Elevated serum cytokines levels and ACE2 expression in the liver should also be mentioned in this case. Using serum samples collected from patients with COVID-19, Del Valle et al. reported that high IL-6 (above cut-offs of 70 pg/mL) and TNF-α (in like manner, 35 pg/mL) levels at the time of hospitalization were independent and significant predictors of disease severity and death [25]. Recently, Li et al. described that IL-6 could be the key cytokine in patients with COVID-19 developing severe liver injury. They also suggested that downregulation of ACE2 from host cells due to endocytosis of SARS-CoV-2 may be the starting point for amplification of serum IL-6 levels, leading to a systemic “cytokine storm” [30]. Hence, the scarce ACE2 expression in the liver and the insufficient cytokine elevation, including IL-6, may have prevented this case from becoming severe.

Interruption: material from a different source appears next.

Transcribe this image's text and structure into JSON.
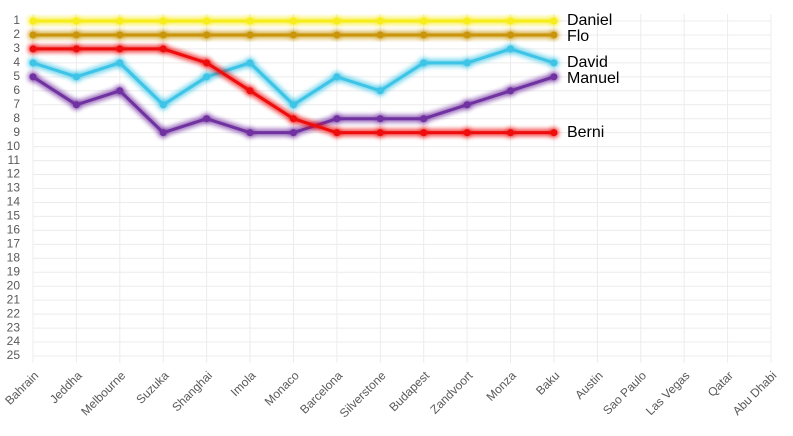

In this report, we demonstrated histological findings and cytokine levels in a case of non-severe COVID-19 complicated by liver injury. Herein, distinct histologic changes were present despite disease improvement and reduction in cytokine levels with recovery. In patients infected with SARS-CoV-2, a cytokine surge may predict COVID-19-related liver disease.
Acknowledgements
This research was partially supported by AMED under Grant Numbers JP21fk0210077, JP21fk0210047, and JP21fk0210058, JSPS KAKENHI Grant Number 20K16954, and Research Promotion Project 2020 for Novel Coronavirus Infections in Fukui Prefecture. We would like to thank Editage (www.editage.com) for English language editing.
Declarations
Conflict of interest
The authors declare that they have no conflict of interest.
Human/animal rights
All procedures followed were in accordance with the ethical standards of the committee responsible for human experimentation (institutional and national) and with the Helsinki Declaration of 1964 and its later amendments.
Informed consent
Informed consent was obtained from the patient included in the study.